The first 100 feet is down a very steep set of stairs. It's lit, and there are handrails throughout, but the stairs are narrow and they are definitely steep. We got to the bottom - to the platform - and they lost their marbles. We were supposed to descend another 65 feet down a spiral staircase but they wanted nothing to do with it. They were crying - literally - and Sweetie was adamant that he was NOT going any further and if we did, he was NOT going to wait for us. He was going back up and that was all there was to it. No amount of coaxing could convince them, and they happily gave up their potential miner's helmets if I would just take them back up. So up we went ... and I never got to hear the cavern moan. I also never got to see it in all its glory ... the chamber that we were descending is the largest natural cave on the west coast, and it is so large the Statue of Liberty could fit inside it. And I didn't get to see it from the bottom up. I. Was. So. Mad. And the boys did NOT get their stupid miner's helmets (despite their begging and pleading "but we tried." Stupid everyone-gets-a-trophy-just-for-participating world!) I did buy little miner's helmet keychains as incentive to get them to try again. (I know, I'm such a softie!)
After I sat and sulked for a little while (and they played in a water sluice for pretend gold panning), and had a cold drink, I decided that we were going to go in a cave that day if it killed me. I don't know why I got so obsessed, but I did. After speaking with some other folks who seemed to be "in the know," I decided we would go to Mercer Cavern, which is in Murphys. After we drove the narrow, beaten road to the cavern, I discovered we were given bad information ... Mercer is WORSE than Moaning. The descent is 420 stairs, nearly straight down. Um, no. We had a picnic lunch on the grounds and got back in the car. Much to the boys' chagrin, more caverns awaited us if we just took the long road home, and I was bound and determined to do just that!

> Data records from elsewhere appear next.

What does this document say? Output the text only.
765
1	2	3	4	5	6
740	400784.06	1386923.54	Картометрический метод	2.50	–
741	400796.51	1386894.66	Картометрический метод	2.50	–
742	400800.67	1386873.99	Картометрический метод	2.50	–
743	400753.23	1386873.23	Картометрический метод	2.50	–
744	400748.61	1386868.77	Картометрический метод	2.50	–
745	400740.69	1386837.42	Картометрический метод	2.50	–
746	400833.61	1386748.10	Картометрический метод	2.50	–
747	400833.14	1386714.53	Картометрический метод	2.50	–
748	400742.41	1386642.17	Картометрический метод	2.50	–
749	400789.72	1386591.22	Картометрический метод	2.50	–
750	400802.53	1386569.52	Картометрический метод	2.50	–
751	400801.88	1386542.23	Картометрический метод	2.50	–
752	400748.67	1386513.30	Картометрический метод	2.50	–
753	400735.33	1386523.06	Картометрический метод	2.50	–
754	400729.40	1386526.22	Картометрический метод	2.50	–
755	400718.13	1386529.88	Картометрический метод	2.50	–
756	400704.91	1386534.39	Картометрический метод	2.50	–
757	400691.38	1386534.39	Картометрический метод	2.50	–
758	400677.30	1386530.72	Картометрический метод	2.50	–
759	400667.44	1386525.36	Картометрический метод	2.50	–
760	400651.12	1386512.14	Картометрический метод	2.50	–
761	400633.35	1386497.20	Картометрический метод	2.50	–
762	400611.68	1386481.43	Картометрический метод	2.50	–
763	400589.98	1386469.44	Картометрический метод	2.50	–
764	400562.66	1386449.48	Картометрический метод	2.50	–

We drove about an hour to California Cavern. Everyone swore this one was great ... basically flat, well lit, not scary at all. We walked into the gift store and gosh darn it if those miner's hats weren't there, tempting my children again. I spoke with the guide, who assured me that the boys would love it. They just had a third grade class through there last week, after all. With the same bribe in place, and the kind words of an old miner-looking guy, we decided we would try again.
I'm happy to report that California Cavern is a really GREAT thing to do with kids. It's a guided tour, and the trail follows the natural contours of the cave. It averages about 61 degrees inside, so we had on long pants and long sleeves, along with the mandatory hard hat. We did some ducking, and some squeezing through narrow passageways, but we never ascended or descended more than about ten steps. We learned about the discovery of the cavern (and later a secret chamber hidden for twenty years!), how the miners used it (dancing! church services! council meetings!), how they lit their way (an ingenious early version of a flashlight), how the stalgmites and stalagtites form (and I can now tell you the difference between the two), and the boys did not even realize that the tour took an hour and twenty minutes! They loved it. Sweetie has decided that he wants to go in more caverns, so long as he doesn't have to go DOWN until he's a lot older.
They now have their miner's hats. There's another "flat" cavern we intend to visit. And I am going to find some adult companion to go spelunking with me at Moaning and Mercer one of these days. And when I go back to Moaning and Mercer, I will NOT go camping first.